Some of the comments of ordinary people held up banners reading "Bush and Blair, A Good Christian will never Kill". Other high profile supporters were writer Tariq Ali, ex-minister Mo Mowlam, Ken Livingstone, Vanessa Redgrave, Bianca Jagger and MP Tony Benn. Harold Pinter made a rare public speech saying America was "a country run by a bunch of criminal lunatics with Tony Blair as a hired Christian thug!"

I can understand embellishing the truth on occasion. We all do this from time to time: to make a story more interesting, to engage with your audience, to sell a product.
But when you are the leaders of a democratic and free country such as Great Britain the need to embellish a story about weapons of mass destruction in order to gather support for a parliamentary vote to take a whole country to war is just plain irresponsible. Every word has the power of a bullet. Not only were events engineered to take a whole country to war in a gung-ho guns a-blazing way but there was no deep analysis about the complexity of that country nor a realistic exit strategy. That is just foolhardy. Hence the mess we are in today. Winning a war is not only about invading it, its about winning hearts and minds, neither of which have been won in Iraq nor the UK. But its particularly won the hatred of the hearts and minds in the Islamic world.
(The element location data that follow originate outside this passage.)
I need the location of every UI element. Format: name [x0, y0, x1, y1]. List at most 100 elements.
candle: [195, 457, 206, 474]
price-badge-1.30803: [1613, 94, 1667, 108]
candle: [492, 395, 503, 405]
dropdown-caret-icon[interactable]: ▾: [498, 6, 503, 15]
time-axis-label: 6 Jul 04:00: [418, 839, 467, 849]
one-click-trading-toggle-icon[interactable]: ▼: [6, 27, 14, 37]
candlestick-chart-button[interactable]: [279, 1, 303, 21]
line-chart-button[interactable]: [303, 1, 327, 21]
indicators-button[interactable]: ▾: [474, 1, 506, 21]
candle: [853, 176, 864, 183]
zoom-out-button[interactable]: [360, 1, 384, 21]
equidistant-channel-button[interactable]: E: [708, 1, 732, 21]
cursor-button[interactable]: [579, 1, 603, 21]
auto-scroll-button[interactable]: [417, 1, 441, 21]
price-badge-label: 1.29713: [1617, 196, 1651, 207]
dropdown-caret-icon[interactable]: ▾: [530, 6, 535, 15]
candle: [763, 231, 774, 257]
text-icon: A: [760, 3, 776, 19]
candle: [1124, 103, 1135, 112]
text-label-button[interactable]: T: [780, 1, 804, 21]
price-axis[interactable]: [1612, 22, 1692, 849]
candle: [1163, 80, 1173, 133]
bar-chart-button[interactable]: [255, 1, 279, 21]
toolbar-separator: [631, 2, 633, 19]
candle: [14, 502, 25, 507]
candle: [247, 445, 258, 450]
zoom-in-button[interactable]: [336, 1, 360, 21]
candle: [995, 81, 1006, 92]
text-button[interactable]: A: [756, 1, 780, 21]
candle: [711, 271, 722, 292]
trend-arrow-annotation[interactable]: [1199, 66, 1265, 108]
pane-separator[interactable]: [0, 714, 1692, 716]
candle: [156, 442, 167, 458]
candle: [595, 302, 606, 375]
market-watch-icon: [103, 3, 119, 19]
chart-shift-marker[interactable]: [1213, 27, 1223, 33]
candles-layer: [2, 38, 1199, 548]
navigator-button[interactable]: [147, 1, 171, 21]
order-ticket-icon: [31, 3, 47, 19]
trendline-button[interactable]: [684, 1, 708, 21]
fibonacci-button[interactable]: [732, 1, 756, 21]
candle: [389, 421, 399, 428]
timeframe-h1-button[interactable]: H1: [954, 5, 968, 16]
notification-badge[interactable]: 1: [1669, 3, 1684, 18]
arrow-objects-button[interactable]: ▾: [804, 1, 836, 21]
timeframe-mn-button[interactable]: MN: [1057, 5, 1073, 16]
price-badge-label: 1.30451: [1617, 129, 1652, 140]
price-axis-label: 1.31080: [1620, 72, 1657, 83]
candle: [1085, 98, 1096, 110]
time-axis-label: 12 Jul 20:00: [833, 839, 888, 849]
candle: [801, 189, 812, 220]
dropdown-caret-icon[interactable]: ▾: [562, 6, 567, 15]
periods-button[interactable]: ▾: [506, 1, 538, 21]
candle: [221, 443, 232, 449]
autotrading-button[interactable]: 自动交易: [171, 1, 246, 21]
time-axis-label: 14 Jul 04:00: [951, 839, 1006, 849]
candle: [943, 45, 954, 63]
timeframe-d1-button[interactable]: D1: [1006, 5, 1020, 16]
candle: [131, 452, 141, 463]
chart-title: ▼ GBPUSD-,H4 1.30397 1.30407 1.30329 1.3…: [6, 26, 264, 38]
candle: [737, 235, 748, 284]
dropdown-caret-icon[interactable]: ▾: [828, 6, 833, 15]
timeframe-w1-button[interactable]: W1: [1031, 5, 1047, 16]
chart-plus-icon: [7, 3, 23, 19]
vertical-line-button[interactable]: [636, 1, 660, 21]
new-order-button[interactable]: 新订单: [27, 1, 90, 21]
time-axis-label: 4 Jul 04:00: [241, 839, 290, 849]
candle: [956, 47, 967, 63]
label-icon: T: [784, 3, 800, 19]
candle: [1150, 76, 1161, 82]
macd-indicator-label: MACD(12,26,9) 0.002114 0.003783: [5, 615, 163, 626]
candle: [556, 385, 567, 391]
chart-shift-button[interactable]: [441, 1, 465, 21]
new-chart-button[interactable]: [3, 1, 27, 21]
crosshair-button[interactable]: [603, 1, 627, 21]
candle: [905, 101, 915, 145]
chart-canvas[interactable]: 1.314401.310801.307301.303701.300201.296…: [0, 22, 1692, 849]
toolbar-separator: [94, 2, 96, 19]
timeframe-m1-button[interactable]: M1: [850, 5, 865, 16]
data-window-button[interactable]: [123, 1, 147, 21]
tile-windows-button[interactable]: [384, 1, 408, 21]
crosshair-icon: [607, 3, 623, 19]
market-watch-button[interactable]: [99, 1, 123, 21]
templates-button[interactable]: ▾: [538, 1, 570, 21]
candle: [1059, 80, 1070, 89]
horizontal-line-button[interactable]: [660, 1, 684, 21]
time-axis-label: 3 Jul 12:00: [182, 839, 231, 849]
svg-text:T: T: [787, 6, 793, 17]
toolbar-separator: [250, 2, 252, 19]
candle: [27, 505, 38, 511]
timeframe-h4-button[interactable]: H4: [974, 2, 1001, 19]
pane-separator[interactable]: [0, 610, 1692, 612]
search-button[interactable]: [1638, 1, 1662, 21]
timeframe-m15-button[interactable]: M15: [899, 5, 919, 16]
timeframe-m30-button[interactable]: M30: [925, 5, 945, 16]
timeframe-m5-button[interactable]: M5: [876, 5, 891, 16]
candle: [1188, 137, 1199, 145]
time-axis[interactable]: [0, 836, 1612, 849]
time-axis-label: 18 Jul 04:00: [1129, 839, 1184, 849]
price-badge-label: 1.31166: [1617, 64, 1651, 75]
The day suicide bombers came to mainland UK was a very dark day. The gloss of living in London was forever changed. I was never able to travel on the underground in the same sort of way, often with complete fear and trepidation. To be blown to pieces in the depths of a dark tunnel (or worse to lie maimed in darkness with rats running over you) was too horrendous to contemplate. Even travelling on the bus sitting next to someone with a holdall and headphones became unsettling. Its just too easy. How can you argue against a suicide bomber who carry out these horrific acts with the promise of martyrdom, glory and 70 virgins in the afterlife - perhaps the biggest sexed up lie of all time.